Mike Masaoka was the Washington, D.C. Rep for the JACL for many years. He was the only administrative staff member of the JACL when World War II began, and he served in the 442 during the war. Mike is credited with most of the civil rights achievements of the JACL in its earliest years and after the war was over. He worked tirelessly to change laws and gain rights for his fellow Japanese Americans and their immigrant parents.
Being a close friend and supporter of Mike Masaoka and realizing his great contributions to the JACL and the Japanese American community, Dr. Tamaki had a vision for the JACL to provide a fellowship named for Mike Masaoka to a deserving college graduate to provide the experience of working on Capitol Hill. He and other friends of Mike were able to establish the longest running fellowship of the JACL in honor of their friend. They donated and collected funds to begin offering a young person the unique opportunity to work in the Washington, D.C. office of a member of Congress.
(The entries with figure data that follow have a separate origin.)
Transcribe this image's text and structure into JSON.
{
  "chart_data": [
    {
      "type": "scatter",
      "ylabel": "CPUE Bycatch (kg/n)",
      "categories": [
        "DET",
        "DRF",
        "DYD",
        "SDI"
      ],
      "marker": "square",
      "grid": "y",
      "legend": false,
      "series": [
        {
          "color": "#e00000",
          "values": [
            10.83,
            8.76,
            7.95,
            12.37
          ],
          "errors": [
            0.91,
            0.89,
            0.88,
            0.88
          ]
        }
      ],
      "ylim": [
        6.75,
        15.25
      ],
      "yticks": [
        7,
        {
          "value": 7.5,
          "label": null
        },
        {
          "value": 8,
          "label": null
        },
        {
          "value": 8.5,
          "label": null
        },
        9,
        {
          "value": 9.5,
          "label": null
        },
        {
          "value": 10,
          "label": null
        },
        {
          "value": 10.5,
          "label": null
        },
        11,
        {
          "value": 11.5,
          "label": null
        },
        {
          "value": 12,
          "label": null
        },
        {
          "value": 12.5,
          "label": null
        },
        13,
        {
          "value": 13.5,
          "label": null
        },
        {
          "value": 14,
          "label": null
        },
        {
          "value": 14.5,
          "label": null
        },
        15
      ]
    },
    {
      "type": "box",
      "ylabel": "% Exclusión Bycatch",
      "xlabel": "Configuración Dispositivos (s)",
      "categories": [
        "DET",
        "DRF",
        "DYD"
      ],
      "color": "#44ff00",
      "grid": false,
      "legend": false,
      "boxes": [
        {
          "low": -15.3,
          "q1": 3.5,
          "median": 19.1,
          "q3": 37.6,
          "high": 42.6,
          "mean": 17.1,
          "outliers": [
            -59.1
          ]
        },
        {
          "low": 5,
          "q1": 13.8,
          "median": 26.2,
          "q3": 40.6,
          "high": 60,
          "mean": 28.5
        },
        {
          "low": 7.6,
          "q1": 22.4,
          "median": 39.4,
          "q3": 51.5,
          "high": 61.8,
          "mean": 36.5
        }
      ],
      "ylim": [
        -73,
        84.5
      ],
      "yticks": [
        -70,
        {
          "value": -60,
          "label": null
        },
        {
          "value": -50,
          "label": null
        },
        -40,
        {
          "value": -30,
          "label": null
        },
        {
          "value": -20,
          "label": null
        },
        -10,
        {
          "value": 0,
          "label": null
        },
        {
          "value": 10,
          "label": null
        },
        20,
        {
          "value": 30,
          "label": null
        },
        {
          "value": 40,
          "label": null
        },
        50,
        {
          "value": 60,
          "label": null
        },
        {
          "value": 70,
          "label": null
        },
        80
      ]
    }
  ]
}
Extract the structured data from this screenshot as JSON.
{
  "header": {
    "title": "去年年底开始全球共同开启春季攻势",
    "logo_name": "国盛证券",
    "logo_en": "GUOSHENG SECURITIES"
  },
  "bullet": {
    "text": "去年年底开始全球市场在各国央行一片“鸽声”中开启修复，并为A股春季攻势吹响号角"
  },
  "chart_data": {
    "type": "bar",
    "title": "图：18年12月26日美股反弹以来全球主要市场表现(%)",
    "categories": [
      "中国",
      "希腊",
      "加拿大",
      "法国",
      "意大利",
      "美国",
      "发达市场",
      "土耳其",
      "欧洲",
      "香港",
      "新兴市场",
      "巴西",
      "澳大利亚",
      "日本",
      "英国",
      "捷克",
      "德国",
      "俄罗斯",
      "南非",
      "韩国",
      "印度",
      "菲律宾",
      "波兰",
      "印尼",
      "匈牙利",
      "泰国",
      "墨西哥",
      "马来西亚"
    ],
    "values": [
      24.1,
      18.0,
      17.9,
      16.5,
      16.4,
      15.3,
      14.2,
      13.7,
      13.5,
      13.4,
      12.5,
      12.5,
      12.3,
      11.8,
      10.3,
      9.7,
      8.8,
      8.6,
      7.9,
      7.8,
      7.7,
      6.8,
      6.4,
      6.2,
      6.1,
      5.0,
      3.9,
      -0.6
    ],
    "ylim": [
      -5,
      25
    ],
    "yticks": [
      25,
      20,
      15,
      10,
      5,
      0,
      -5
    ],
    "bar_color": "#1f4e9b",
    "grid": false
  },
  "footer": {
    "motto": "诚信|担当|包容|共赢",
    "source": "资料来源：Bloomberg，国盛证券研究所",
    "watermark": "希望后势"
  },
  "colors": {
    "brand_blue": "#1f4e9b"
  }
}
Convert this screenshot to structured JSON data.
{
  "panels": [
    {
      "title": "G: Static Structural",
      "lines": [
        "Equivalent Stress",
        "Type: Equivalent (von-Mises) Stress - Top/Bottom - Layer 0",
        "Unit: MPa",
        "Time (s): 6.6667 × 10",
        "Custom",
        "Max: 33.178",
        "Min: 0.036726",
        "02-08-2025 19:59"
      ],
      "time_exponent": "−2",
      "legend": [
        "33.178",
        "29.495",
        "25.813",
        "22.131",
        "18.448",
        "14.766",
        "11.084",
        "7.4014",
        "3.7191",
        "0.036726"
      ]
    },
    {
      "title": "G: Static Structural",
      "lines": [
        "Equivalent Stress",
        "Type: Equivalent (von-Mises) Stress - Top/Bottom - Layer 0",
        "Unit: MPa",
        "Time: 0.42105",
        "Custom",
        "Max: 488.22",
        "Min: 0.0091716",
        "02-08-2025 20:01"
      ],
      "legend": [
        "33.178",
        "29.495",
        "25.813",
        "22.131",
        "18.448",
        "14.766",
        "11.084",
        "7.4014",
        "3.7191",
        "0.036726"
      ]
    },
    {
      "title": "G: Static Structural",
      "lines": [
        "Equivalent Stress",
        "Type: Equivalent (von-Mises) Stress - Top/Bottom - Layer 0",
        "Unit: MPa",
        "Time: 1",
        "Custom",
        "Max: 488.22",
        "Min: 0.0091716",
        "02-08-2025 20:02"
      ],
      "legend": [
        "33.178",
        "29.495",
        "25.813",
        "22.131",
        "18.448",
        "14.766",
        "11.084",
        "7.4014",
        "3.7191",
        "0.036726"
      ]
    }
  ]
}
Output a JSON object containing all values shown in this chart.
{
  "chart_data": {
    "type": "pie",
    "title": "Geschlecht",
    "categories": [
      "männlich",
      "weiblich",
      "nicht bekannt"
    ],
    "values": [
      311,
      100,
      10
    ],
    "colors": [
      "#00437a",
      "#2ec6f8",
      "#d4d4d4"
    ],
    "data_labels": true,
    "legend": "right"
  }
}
The description of the Fellowship reads on the JACL website: The Mike M. Masaoka Fellowship Fund was established in 1988 to honor Mike M. Masaoka (1915-1991) for a lifetime of outstanding public service in promoting justice, civil rights, and human dignity. The purpose of the Fund is to develop leaders for public service by providing opportunities for recently graduated students (of undergraduate, graduate, and professional programs) and young professionals to work for a member of Congress. The Fellows’ assignments include a variety of tasks where they will be exposed to all facets of the work of the Representative or Senator and his/her staff.
After the Masaoka Fellowship Fund was established, Dr. Tamaki ran the program (with the help of a committee to select the recipients of the Fellowships) for twenty years. He was regularly seen at JACL Conventions announcing and introducing the Masaoka Fellows. At about the age of ninety, he turned the operation of the Masaoka Fellowship over to the JACL DC Office. His service and dedication to the Masaoka Fellowship and to the development of young leaders within the JACL are commendable and should be greatly appreciated.
Dr. Tamaki was born in Eatonville, WA on October 7, 1917. He was 97 when he passed on July 3, 2015. He is survived by his wife of over 60 years, Marion Miyazaki Tamaki, four children, nine grandchildren, and a brother and a sister. Condolences to the family.